А я не считаю «Код да Винчи» интеллектуальным детективом. Родоначальник жанра интеллектуального детектива – «Имя розы» Умберто Эко. Роман, который требует от читателя некоторого усилия. А «Код да Винчи» берет единственное произведение искусства, которое известно каждому – «Мону Лизу», и все строится на этом. Вы и книги Б. Акунина в интеллектуальные детективы зачисляете?


Ну да, я к тому и клонил.


Тоже не согласен. Я ведь не строю такой «порог» или хотя бы «порожек», на котором споткнется простодушный читатель. Такую систему распознавания «свой-чужой», как в настоящем интеллектуальном детективе. Я стараюсь книжки писать так, чтобы их каждый человек мог читать. У него может оставаться ощущение, что он тут что-то «не догоняет», но зона недопонимания не может быть более десяти процентов. Лавры писателя для избранных меня—во всяком случае, в качестве Б. Акунина—не прельщают.


Мне эта разница кажется количественной, а не качественной – посложнее истории или попроще. Закон жанра: в прошлом есть какая-то загадка, я вам ее кинул, а потом мы с вами туда пойдем и узнаем тайну, как-то связанную с настоящим. Своим следованием закону жанра вы ведь пародируете «Код да Винчи»?


Конечно, пародирую. Разбрасывая по тексту всякие шарады и коды, довольно дурацкие. Вроде количества пальцев у Достоевского.


А мотив таких пародий? Вот «сейчас так носят», значит, и мне надо?


«Сейчас так носят», и меня это смешит. Новый роман—моя реакция на это массовое увлечение. У меня сначала была идея написать роман «Код Шишкина». Взять нашу «Мону Лизу», известную всем—«Утро в сосновом лесу», где мишки лазают по деревьям, и что-нибудь там накодировать.


Страшную тайну, из-за которой медведей рисовал не Шишкин, а Савицкий?


И Савицкого бы закодировал—получилось бы замечательно. Но потом решил, что мне это будет скучновато, куда продуктивнее поиграться с «Преступлением и наказанием».


А это на кого «без порожка» может быть рассчитано? На тех, кто проходил «Преступление и наказание» в 9-м классе советской школы? И с чем играетесь вы?


На самого широкого читателя. Он слышал, что Раскольников—имя-отчество не помнит—какую-то старуху за что-то убил топором. Вот и всё. А самому мне интересно, что в этом странном романе жалко не жертву, а убийцу, и мне захотелось написать детектив, где жертв много, а ни одну по-настоящему не жаль, потому что все они бяки. Еще интересно было столкнуть очень сильный, заразительный стиль Достоевского с современной речью. С разными её пластами—от аляповато-глянцевого, от которого меня с души воротит, до, допустим, наркоманского жаргона.

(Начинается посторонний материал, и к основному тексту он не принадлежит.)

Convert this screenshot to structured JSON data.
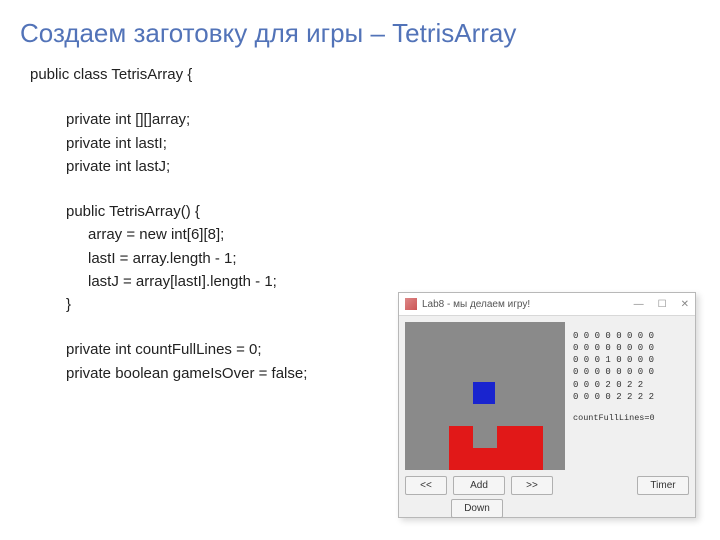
{
  "title": "Создаем заготовку для игры – TetrisArray",
  "code": {
    "l1": "public class TetrisArray {",
    "l2": "private int [][]array;",
    "l3": "private int lastI;",
    "l4": "private int lastJ;",
    "l5": "public TetrisArray() {",
    "l6": "array = new int[6][8];",
    "l7": "lastI = array.length - 1;",
    "l8": "lastJ = array[lastI].length - 1;",
    "l9": "}",
    "l10": "private int countFullLines = 0;",
    "l11": "private boolean gameIsOver = false;"
  },
  "window": {
    "title": "Lab8 - мы делаем игру!",
    "minimize": "—",
    "maximize": "☐",
    "close": "✕",
    "grid": {
      "r0": "0 0 0 0 0 0 0 0",
      "r1": "0 0 0 0 0 0 0 0",
      "r2": "0 0 0 1 0 0 0 0",
      "r3": "0 0 0 0 0 0 0 0",
      "r4": "0 0 0 2 0 2 2",
      "r5": "0 0 0 0 2 2 2 2"
    },
    "countFullLines": "countFullLines=0",
    "buttons": {
      "prev": "<<",
      "add": "Add",
      "next": ">>",
      "timer": "Timer",
      "down": "Down"
    }
  }
}
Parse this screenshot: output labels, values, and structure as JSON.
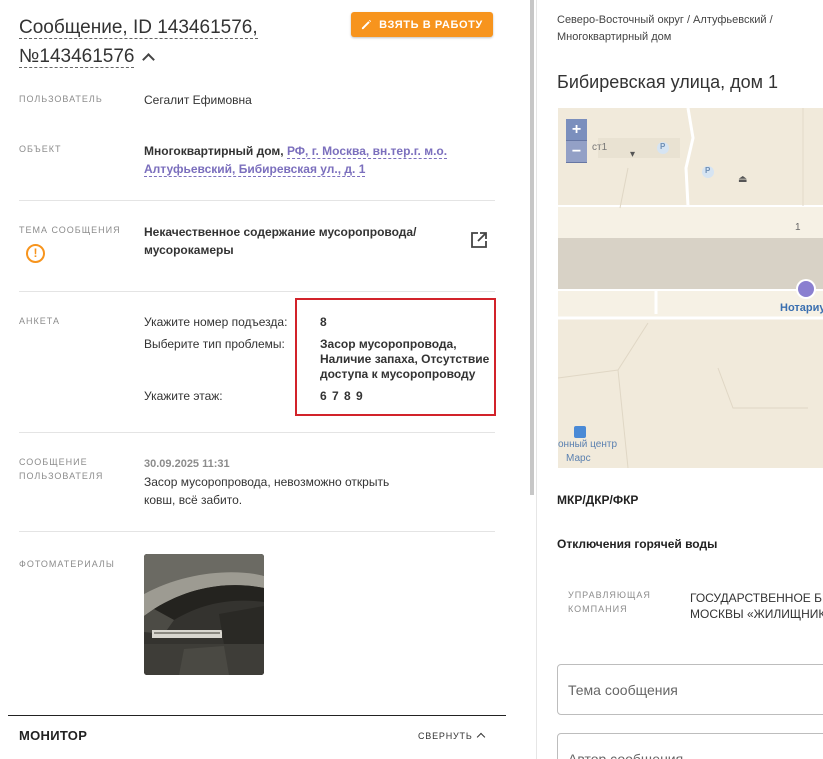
{
  "ticket": {
    "title": "Сообщение, ID 143461576, №143461576",
    "take_button": "ВЗЯТЬ В РАБОТУ"
  },
  "fields": {
    "user_label": "ПОЛЬЗОВАТЕЛЬ",
    "user_value": "Сегалит Ефимовна",
    "object_label": "ОБЪЕКТ",
    "object_prefix": "Многоквартирный дом,",
    "object_link_line1": "РФ, г. Москва, вн.тер.г. м.о.",
    "object_link_line2": "Алтуфьевский, Бибиревская ул., д. 1",
    "topic_label": "ТЕМА СООБЩЕНИЯ",
    "topic_line1": "Некачественное содержание мусоропровода/",
    "topic_line2": "мусорокамеры",
    "anketa_label": "АНКЕТА",
    "user_message_label_1": "СООБЩЕНИЕ",
    "user_message_label_2": "ПОЛЬЗОВАТЕЛЯ",
    "message_date": "30.09.2025 11:31",
    "message_text_line1": "Засор мусоропровода, невозможно открыть",
    "message_text_line2": "ковш, всё забито.",
    "photos_label": "ФОТОМАТЕРИАЛЫ"
  },
  "anketa": {
    "q1": "Укажите номер подъезда:",
    "a1": "8",
    "q2": "Выберите тип проблемы:",
    "a2_line1": "Засор мусоропровода,",
    "a2_line2": "Наличие запаха, Отсутствие",
    "a2_line3": "доступа к мусоропроводу",
    "q3": "Укажите этаж:",
    "a3": "6 7 8 9"
  },
  "monitor": {
    "title": "МОНИТОР",
    "collapse": "СВЕРНУТЬ"
  },
  "right": {
    "breadcrumb_line1": "Северо-Восточный округ / Алтуфьевский /",
    "breadcrumb_line2": "Многоквартирный дом",
    "address": "Бибиревская улица, дом 1",
    "map": {
      "zoom_in": "+",
      "zoom_out": "−",
      "label_stop": "ст1",
      "label_house": "1",
      "label_notary": "Нотариу",
      "label_center_1": "онный центр",
      "label_center_2": "Марс",
      "label_p": "P"
    },
    "mkr": "МКР/ДКР/ФКР",
    "hot_water": "Отключения горячей воды",
    "mc_label_1": "УПРАВЛЯЮЩАЯ",
    "mc_label_2": "КОМПАНИЯ",
    "mc_value_1": "ГОСУДАРСТВЕННОЕ БК",
    "mc_value_2": "МОСКВЫ «ЖИЛИЩНИК",
    "topic_placeholder": "Тема сообщения",
    "author_placeholder": "Автор сообщения"
  },
  "colors": {
    "accent_orange": "#f7941d",
    "link_purple": "#7b6fbd",
    "highlight_red": "#d2232a"
  }
}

Вы в этом занимательном достоевоведении «для широкого читателя» что-то для себя открыли?


Не думаю, что у меня тут есть какие-нибудь открытия в области достоевоведения. Мне любопытно было силовые линии, которые я чувствую в «Преступлении и наказании», протянуть в современность. Я, например, прежде не замечал там сильного эротического заряда—такой темной, напряженной чувственности. Мне интереснее всего персонажи, которые самого Достоевского занимали во вторую и третью очередь. Не люблю Раскольникова, зеваю от Сони Мармеладовой, а вот следователь Порфирий Петрович мне безумно интересен. Достоевский про него мало сообщил, хочется больше, и Порфирий у меня главный герой. Очень интригует Свидригайлов, вкуснейший персонаж Разумихин—этакий совсем недостоевскианский солнечный персонаж, русский американец.


Но Достоевский – писатель серьезный. Это литература XIX века, ставящая главные вопросы и относящая к себе без иронии. А вы подтруниваете над Достоевским и над таким отношением к литературе. Дурацкие картинки в книжку помещаете: игра в четыре руки, Поцелуев мост…

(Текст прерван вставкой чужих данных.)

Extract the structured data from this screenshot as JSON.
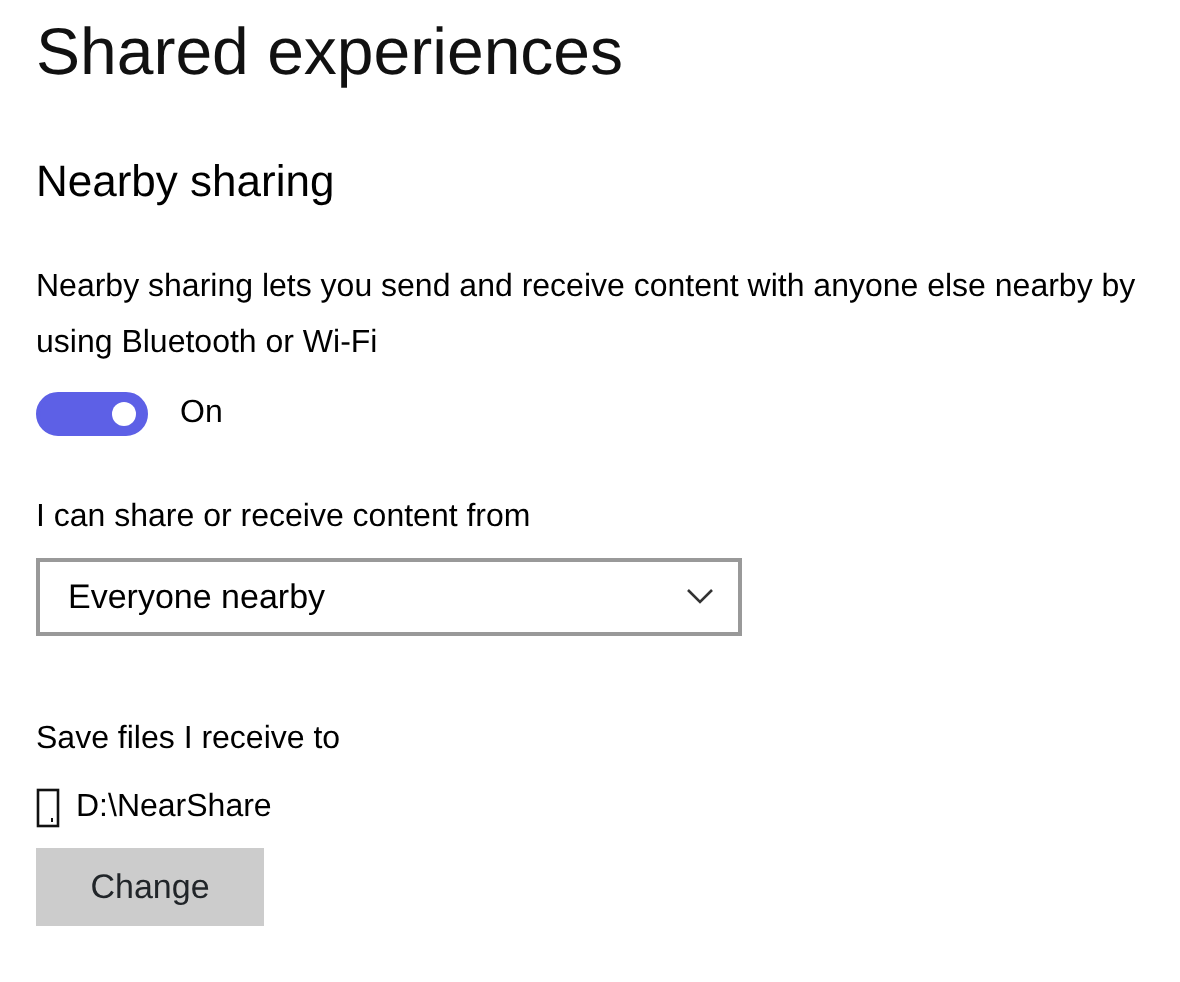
{
  "page": {
    "title": "Shared experiences"
  },
  "section": {
    "heading": "Nearby sharing",
    "description": "Nearby sharing lets you send and receive content with anyone else nearby by using Bluetooth or Wi-Fi",
    "toggle": {
      "on": true,
      "label": "On"
    },
    "share_from": {
      "label": "I can share or receive content from",
      "value": "Everyone nearby"
    },
    "save_location": {
      "label": "Save files I receive to",
      "path": "D:\\NearShare",
      "button": "Change"
    }
  }
}
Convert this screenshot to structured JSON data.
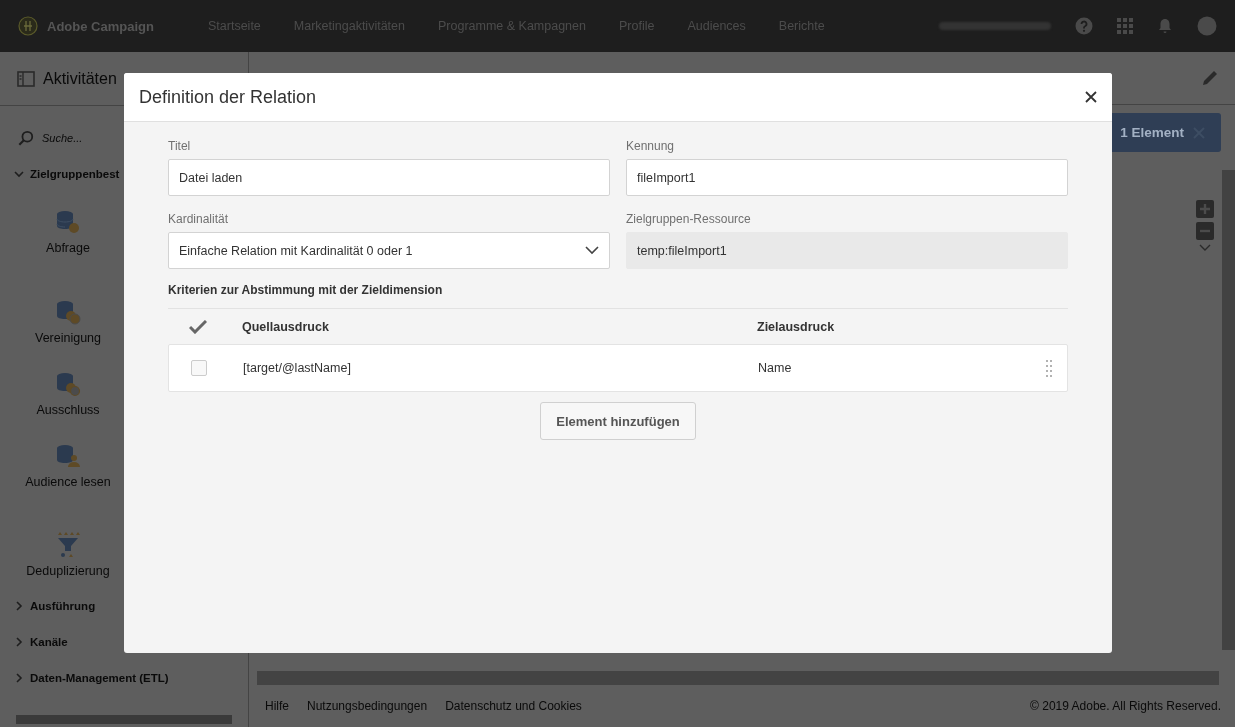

Для меня классика жива, пока вызывает живую реакцию. Как только классика не вызывает желания спорить, шутить, пародировать её—её можно сдавать в литературный музей. Конечно, это очень индивидуально. Для меня Достоевский—писатель в высшей степени живой. А поскольку я человек литературной профессии, есть еще желание хоть как-то поиграть в то, что я—тоже немножко Достоевский. Как для скрипача поиграть на скрипке Страдивари или для чекиста пострелять из маузера Дзержинского.


А за очки господина Лебезятникова на картинке в книжке вы не одни из своих выдаете?


(Смеется). Нет, но похожи.


Вот это и есть «литература эпохи Интернета», когда на что ни кликнешь – вываливается тонна дополнительной информации, да еще с картинками-баннерами? И этот прием – оттого, что человек привык к такому «вываливанию» на него?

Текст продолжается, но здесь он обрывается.